Engineering teams that retain their focus on the business domain are likely to produce fewer coding mistakes compared to teams that regularly context-switch waiting for slow test suites to complete.
Retaining focus also limits cognitive load, which further improves code quality. Rapid deployment pipelines produce better, more bounded software.
4. CI/CD helps with re-architecting software
Achieving a fast flow of business changes needs aligned software architecture and system architecture. But what kind of architecture is compatible with a fast flow of change and how can organizations achieve that?
The research in the Accelerate book specifies that a loosely coupled architecture allows for scaling.
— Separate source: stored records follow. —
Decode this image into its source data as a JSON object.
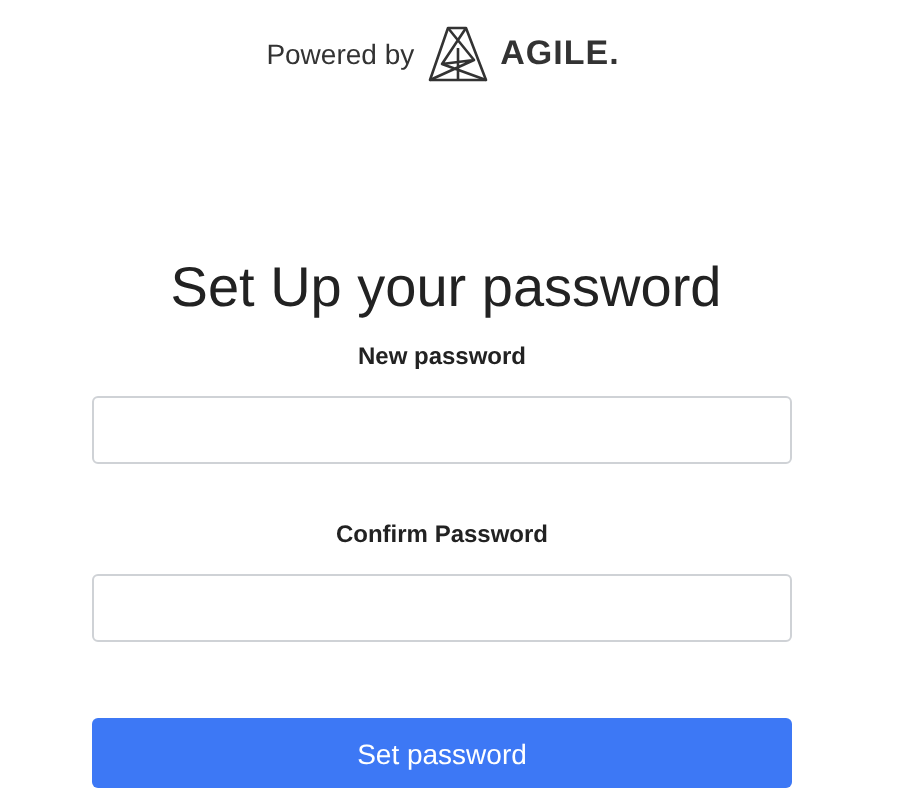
{
  "header": {
    "powered_by": "Powered by",
    "brand": "AGILE."
  },
  "title": "Set Up your password",
  "fields": [
    {
      "label": "New password"
    },
    {
      "label": "Confirm Password"
    }
  ],
  "button": "Set password"
}
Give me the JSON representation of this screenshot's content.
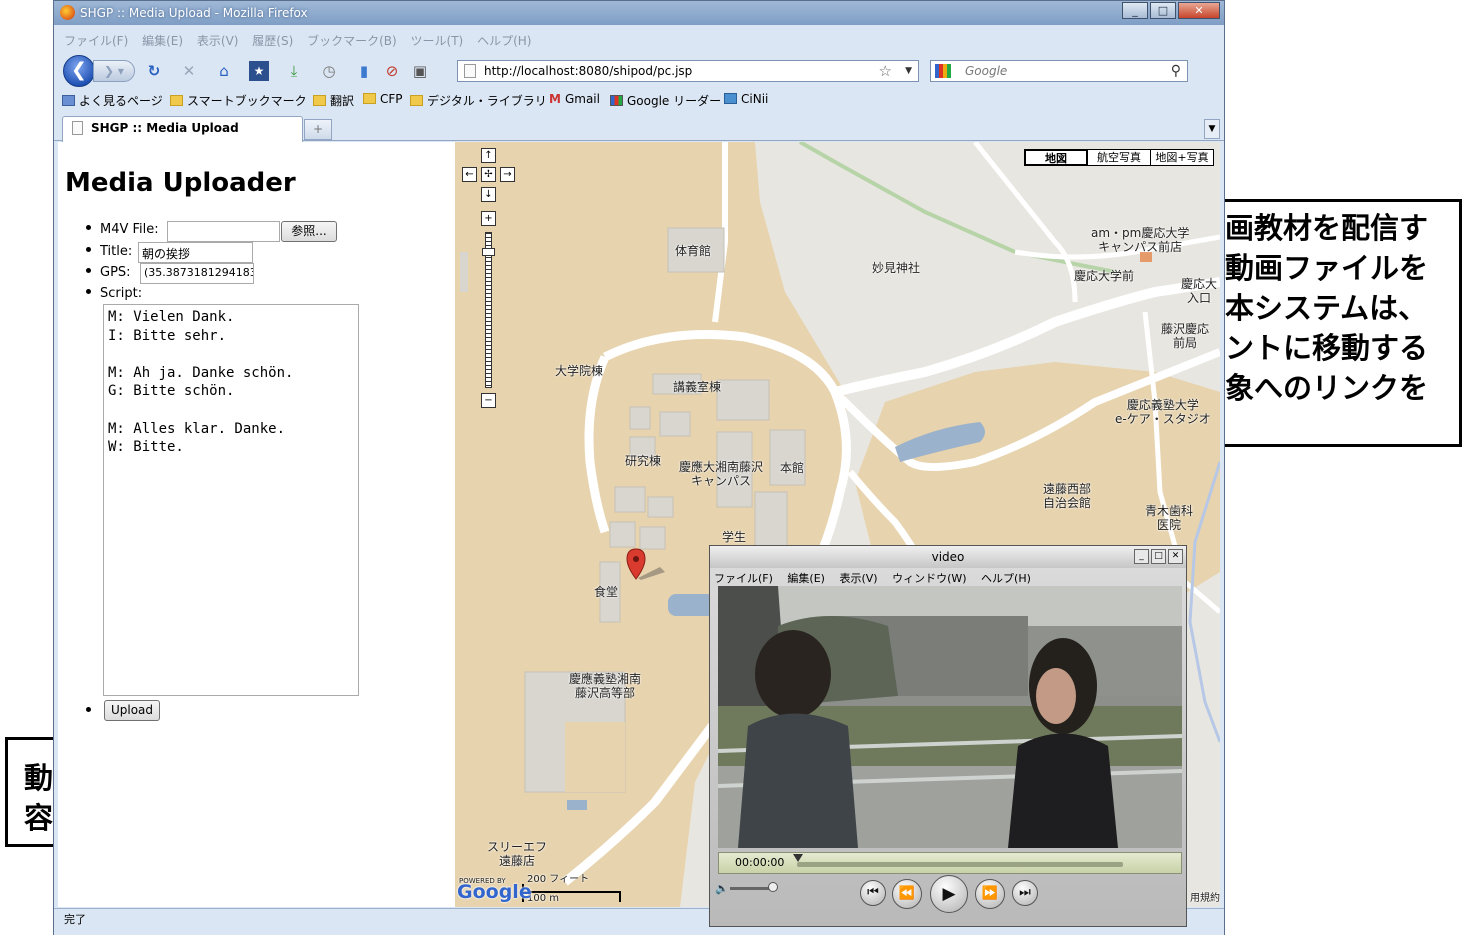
{
  "annotations": {
    "right_lines": [
      "画教材を配信す",
      "動画ファイルを",
      "本システムは、",
      "ントに移動する",
      "象へのリンクを"
    ],
    "left_lines": [
      "動",
      "容"
    ]
  },
  "window": {
    "title": "SHGP :: Media Upload - Mozilla Firefox",
    "controls": {
      "minimize": "_",
      "maximize": "□",
      "close": "✕"
    }
  },
  "menu": [
    "ファイル(F)",
    "編集(E)",
    "表示(V)",
    "履歴(S)",
    "ブックマーク(B)",
    "ツール(T)",
    "ヘルプ(H)"
  ],
  "nav": {
    "back_icon": "back-arrow-icon",
    "url": "http://localhost:8080/shipod/pc.jsp",
    "search_placeholder": "Google"
  },
  "bookmarks": [
    "よく見るページ",
    "スマートブックマーク",
    "翻訳",
    "CFP",
    "デジタル・ライブラリ",
    "Gmail",
    "Google リーダー",
    "CiNii"
  ],
  "tab": {
    "title": "SHGP :: Media Upload",
    "new_tab": "+"
  },
  "uploader": {
    "heading": "Media Uploader",
    "m4v_label": "M4V File:",
    "browse_button": "参照...",
    "title_label": "Title:",
    "title_value": "朝の挨拶",
    "gps_label": "GPS:",
    "gps_value": "(35.38731812941834",
    "script_label": "Script:",
    "script_text": "M: Vielen Dank.\nI: Bitte sehr.\n\nM: Ah ja. Danke schön.\nG: Bitte schön.\n\nM: Alles klar. Danke.\nW: Bitte.",
    "upload_button": "Upload"
  },
  "map": {
    "types": [
      "地図",
      "航空写真",
      "地図+写真"
    ],
    "labels": {
      "gym": "体育館",
      "shrine": "妙見神社",
      "shop": "am・pm慶応大学\nキャンパス前店",
      "station": "慶応大学前",
      "entrance": "慶応大\n入口",
      "fujisawa": "藤沢慶応\n前局",
      "grad": "大学院棟",
      "lecture": "講義室棟",
      "research": "研究棟",
      "campus": "慶應大湘南藤沢\nキャンパス",
      "main": "本館",
      "student": "学生",
      "cafeteria": "食堂",
      "ecare": "慶応義塾大学\ne-ケア・スタジオ",
      "endo": "遠藤西部\n自治会館",
      "aoki": "青木歯科\n医院",
      "highschool": "慶應義塾湘南\n藤沢高等部",
      "sleef": "スリーエフ\n遠藤店",
      "scale_ft": "200 フィート",
      "scale_m": "100 m",
      "powered": "POWERED BY",
      "google": "Google",
      "terms": "用規約"
    },
    "zoom_in": "+",
    "zoom_out": "−"
  },
  "video": {
    "title": "video",
    "menu": [
      "ファイル(F)",
      "編集(E)",
      "表示(V)",
      "ウィンドウ(W)",
      "ヘルプ(H)"
    ],
    "time": "00:00:00"
  },
  "status": "完了",
  "colors": {
    "map_campus": "#e7d3ad",
    "map_road": "#ffffff",
    "map_water": "#9bb2cc",
    "browser_chrome": "#dbe6f4"
  }
}
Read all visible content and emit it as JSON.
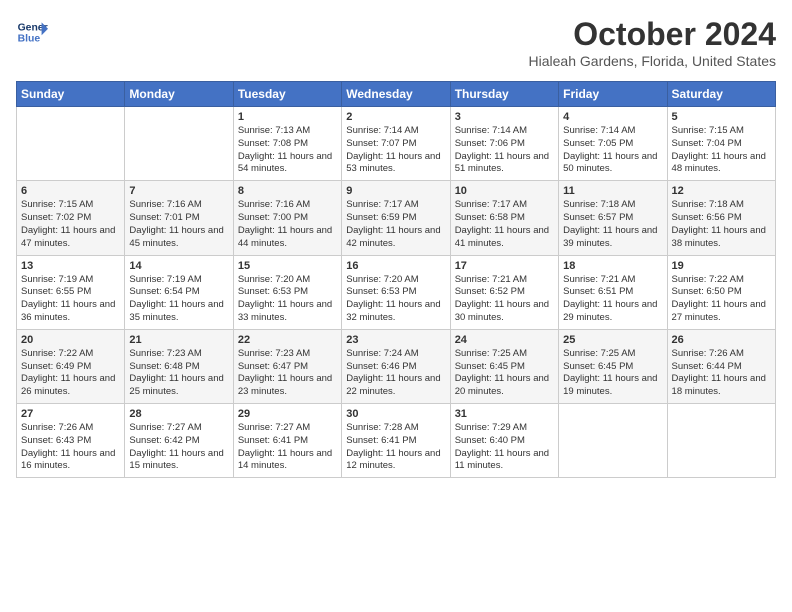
{
  "header": {
    "logo_line1": "General",
    "logo_line2": "Blue",
    "month_title": "October 2024",
    "location": "Hialeah Gardens, Florida, United States"
  },
  "weekdays": [
    "Sunday",
    "Monday",
    "Tuesday",
    "Wednesday",
    "Thursday",
    "Friday",
    "Saturday"
  ],
  "weeks": [
    [
      {
        "day": "",
        "info": ""
      },
      {
        "day": "",
        "info": ""
      },
      {
        "day": "1",
        "info": "Sunrise: 7:13 AM\nSunset: 7:08 PM\nDaylight: 11 hours and 54 minutes."
      },
      {
        "day": "2",
        "info": "Sunrise: 7:14 AM\nSunset: 7:07 PM\nDaylight: 11 hours and 53 minutes."
      },
      {
        "day": "3",
        "info": "Sunrise: 7:14 AM\nSunset: 7:06 PM\nDaylight: 11 hours and 51 minutes."
      },
      {
        "day": "4",
        "info": "Sunrise: 7:14 AM\nSunset: 7:05 PM\nDaylight: 11 hours and 50 minutes."
      },
      {
        "day": "5",
        "info": "Sunrise: 7:15 AM\nSunset: 7:04 PM\nDaylight: 11 hours and 48 minutes."
      }
    ],
    [
      {
        "day": "6",
        "info": "Sunrise: 7:15 AM\nSunset: 7:02 PM\nDaylight: 11 hours and 47 minutes."
      },
      {
        "day": "7",
        "info": "Sunrise: 7:16 AM\nSunset: 7:01 PM\nDaylight: 11 hours and 45 minutes."
      },
      {
        "day": "8",
        "info": "Sunrise: 7:16 AM\nSunset: 7:00 PM\nDaylight: 11 hours and 44 minutes."
      },
      {
        "day": "9",
        "info": "Sunrise: 7:17 AM\nSunset: 6:59 PM\nDaylight: 11 hours and 42 minutes."
      },
      {
        "day": "10",
        "info": "Sunrise: 7:17 AM\nSunset: 6:58 PM\nDaylight: 11 hours and 41 minutes."
      },
      {
        "day": "11",
        "info": "Sunrise: 7:18 AM\nSunset: 6:57 PM\nDaylight: 11 hours and 39 minutes."
      },
      {
        "day": "12",
        "info": "Sunrise: 7:18 AM\nSunset: 6:56 PM\nDaylight: 11 hours and 38 minutes."
      }
    ],
    [
      {
        "day": "13",
        "info": "Sunrise: 7:19 AM\nSunset: 6:55 PM\nDaylight: 11 hours and 36 minutes."
      },
      {
        "day": "14",
        "info": "Sunrise: 7:19 AM\nSunset: 6:54 PM\nDaylight: 11 hours and 35 minutes."
      },
      {
        "day": "15",
        "info": "Sunrise: 7:20 AM\nSunset: 6:53 PM\nDaylight: 11 hours and 33 minutes."
      },
      {
        "day": "16",
        "info": "Sunrise: 7:20 AM\nSunset: 6:53 PM\nDaylight: 11 hours and 32 minutes."
      },
      {
        "day": "17",
        "info": "Sunrise: 7:21 AM\nSunset: 6:52 PM\nDaylight: 11 hours and 30 minutes."
      },
      {
        "day": "18",
        "info": "Sunrise: 7:21 AM\nSunset: 6:51 PM\nDaylight: 11 hours and 29 minutes."
      },
      {
        "day": "19",
        "info": "Sunrise: 7:22 AM\nSunset: 6:50 PM\nDaylight: 11 hours and 27 minutes."
      }
    ],
    [
      {
        "day": "20",
        "info": "Sunrise: 7:22 AM\nSunset: 6:49 PM\nDaylight: 11 hours and 26 minutes."
      },
      {
        "day": "21",
        "info": "Sunrise: 7:23 AM\nSunset: 6:48 PM\nDaylight: 11 hours and 25 minutes."
      },
      {
        "day": "22",
        "info": "Sunrise: 7:23 AM\nSunset: 6:47 PM\nDaylight: 11 hours and 23 minutes."
      },
      {
        "day": "23",
        "info": "Sunrise: 7:24 AM\nSunset: 6:46 PM\nDaylight: 11 hours and 22 minutes."
      },
      {
        "day": "24",
        "info": "Sunrise: 7:25 AM\nSunset: 6:45 PM\nDaylight: 11 hours and 20 minutes."
      },
      {
        "day": "25",
        "info": "Sunrise: 7:25 AM\nSunset: 6:45 PM\nDaylight: 11 hours and 19 minutes."
      },
      {
        "day": "26",
        "info": "Sunrise: 7:26 AM\nSunset: 6:44 PM\nDaylight: 11 hours and 18 minutes."
      }
    ],
    [
      {
        "day": "27",
        "info": "Sunrise: 7:26 AM\nSunset: 6:43 PM\nDaylight: 11 hours and 16 minutes."
      },
      {
        "day": "28",
        "info": "Sunrise: 7:27 AM\nSunset: 6:42 PM\nDaylight: 11 hours and 15 minutes."
      },
      {
        "day": "29",
        "info": "Sunrise: 7:27 AM\nSunset: 6:41 PM\nDaylight: 11 hours and 14 minutes."
      },
      {
        "day": "30",
        "info": "Sunrise: 7:28 AM\nSunset: 6:41 PM\nDaylight: 11 hours and 12 minutes."
      },
      {
        "day": "31",
        "info": "Sunrise: 7:29 AM\nSunset: 6:40 PM\nDaylight: 11 hours and 11 minutes."
      },
      {
        "day": "",
        "info": ""
      },
      {
        "day": "",
        "info": ""
      }
    ]
  ]
}
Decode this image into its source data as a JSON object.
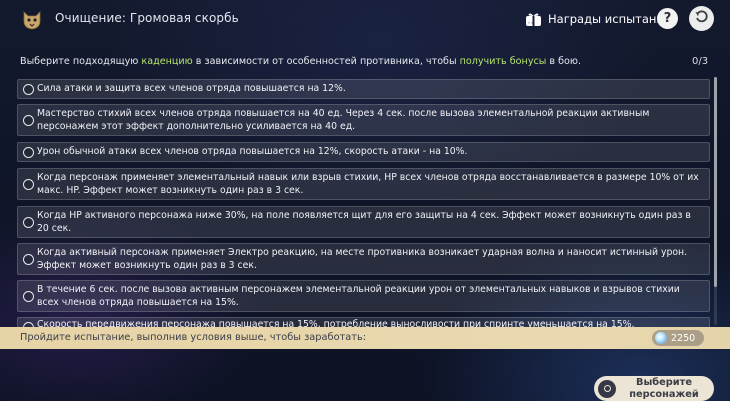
{
  "header": {
    "title": "Очищение: Громовая скорбь",
    "rewards_label": "Награды испытания",
    "help_label": "?"
  },
  "instruction": {
    "part1": "Выберите подходящую ",
    "highlight1": "каденцию",
    "part2": " в зависимости от особенностей противника, чтобы ",
    "highlight2": "получить бонусы",
    "part3": " в бою.",
    "counter": "0/3",
    "highlight_color": "#b6e36c"
  },
  "options": [
    "Сила атаки и защита всех членов отряда повышается на 12%.",
    "Мастерство стихий всех членов отряда повышается на 40 ед. Через 4 сек. после вызова элементальной реакции активным персонажем этот эффект дополнительно усиливается на 40 ед.",
    "Урон обычной атаки всех членов отряда повышается на 12%, скорость атаки - на 10%.",
    "Когда персонаж применяет элементальный навык или взрыв стихии, HP всех членов отряда восстанавливается в размере 10% от их макс. HP. Эффект может возникнуть один раз в 3 сек.",
    "Когда HP активного персонажа ниже 30%, на поле появляется щит для его защиты на 4 сек. Эффект может возникнуть один раз в 20 сек.",
    "Когда активный персонаж применяет Электро реакцию, на месте противника возникает ударная волна и наносит истинный урон. Эффект может возникнуть один раз в 3 сек.",
    "В течение 6 сек. после вызова активным персонажем элементальной реакции урон от элементальных навыков и взрывов стихии всех членов отряда повышается на 15%.",
    "Скорость передвижения персонажа повышается на 15%, потребление выносливости при спринте уменьшается на 15%."
  ],
  "reward_bar": {
    "text": "Пройдите испытание, выполнив условия выше, чтобы заработать:",
    "amount": "2250",
    "icon": "primogem-icon"
  },
  "select_button": {
    "label": "Выберите персонажей"
  },
  "colors": {
    "reward_bar": "#e8d6ab",
    "accent_green": "#b6e36c",
    "select_button": "#ece5d5"
  }
}
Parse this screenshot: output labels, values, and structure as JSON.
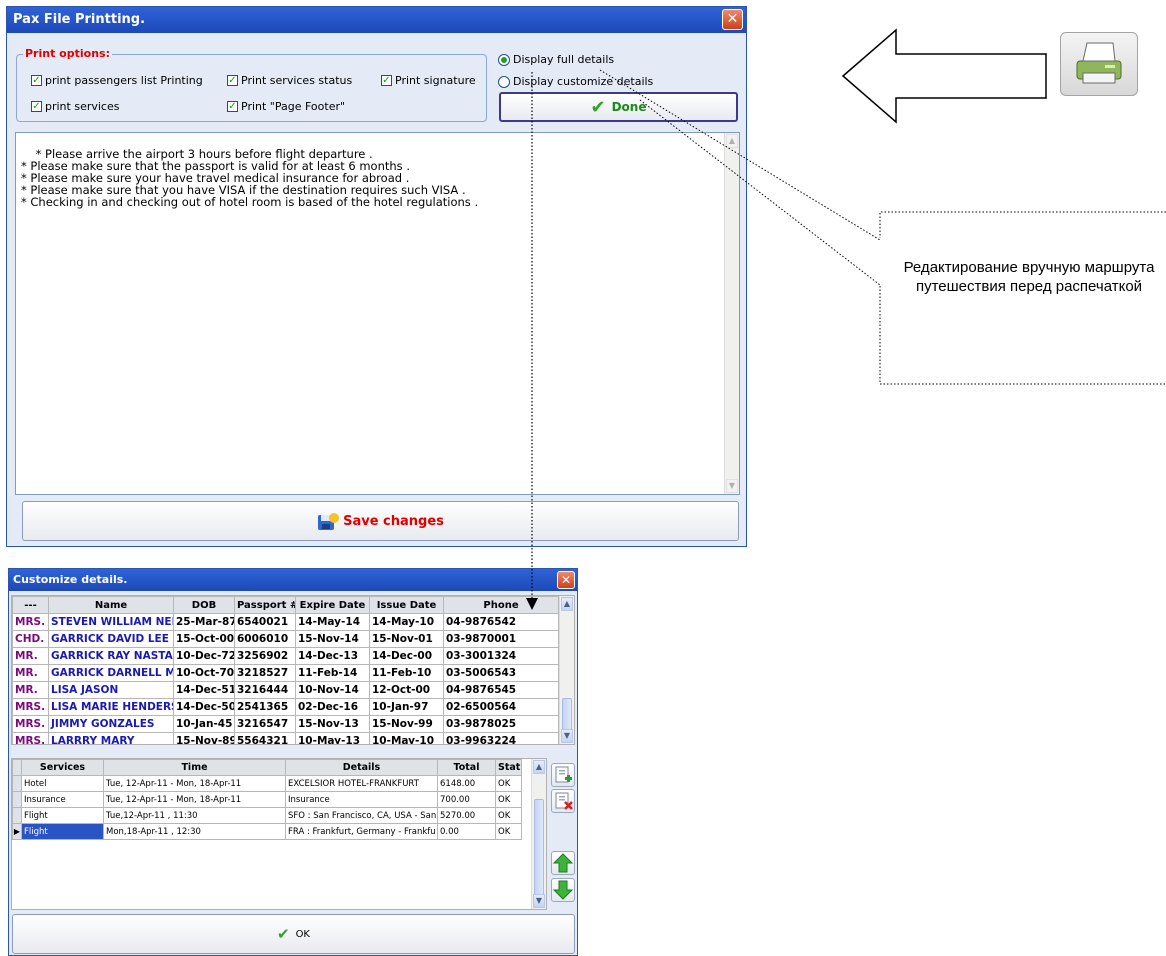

One way to move toward a loosely coupled architecture is to use the insights and signals from deployment pipelines to drive changes in responsibility boundaries for teams and software.
Use the deployment pipeline to identify different kinds of dependencies (see above). Once the different kinds of dependencies have been identified, it is important to have directed conversations about these dependencies.
The aim is to identify dependencies that are hurting a fast flow of change. To use terminology from Team Topologies, instigate a period of collaboration between the two teams on either side of the dependency to discover a better boundary around the dependency.
Techniques such as independent service heuristics and domain-driven design can really help to discover better boundaries that align to the streams of change. This in turn helps evolve the business and software architecture to become more nimble and fast-flowing.
The rapid feedback from CI/CD deployment pipelines helps with the code refactoring process at a low level and also helps to keep the resulting software decoupled. This happens by having separate deployment pipelines for separately deployable things (services, apps, data, etc.). All this is essential for fast flow of change.
5. Team ownership increases with good CI/CD
Good CI/CD can also help to increase a sense of ownership within engineering teams. Teams feel empowered when using CI/CD properly; a well-implemented deployment pipeline helps a team own the software, from development all the way to production, enabling rapid changes when needed.
For example, if a zero-day vulnerability is found in a software service, a good deployment pipeline empowers a team to ship a fix for the zero-day within minutes. The team members better understand the nature of the zero-day vulnerability and so can more easily avoid similar problems in future.
Treat CI/CD as a key organizational capability
CI/CD is not simply a tool set or minor detail for modern software delivery. On the contrary, CI/CD is a fundamental approach to software delivery that sets apart the leaders from the followers. By investing in good CI/CD tooling and practices, an organization can discover and sustain ways of working and software designs that encourage a fast flow of change.
In particular, by listening to the signals from a good deployment pipeline, organizations can detect misaligned software and team boundaries and thereby begin to adopt proven practices from Team Topologies and Accelerate, realigning teams and software.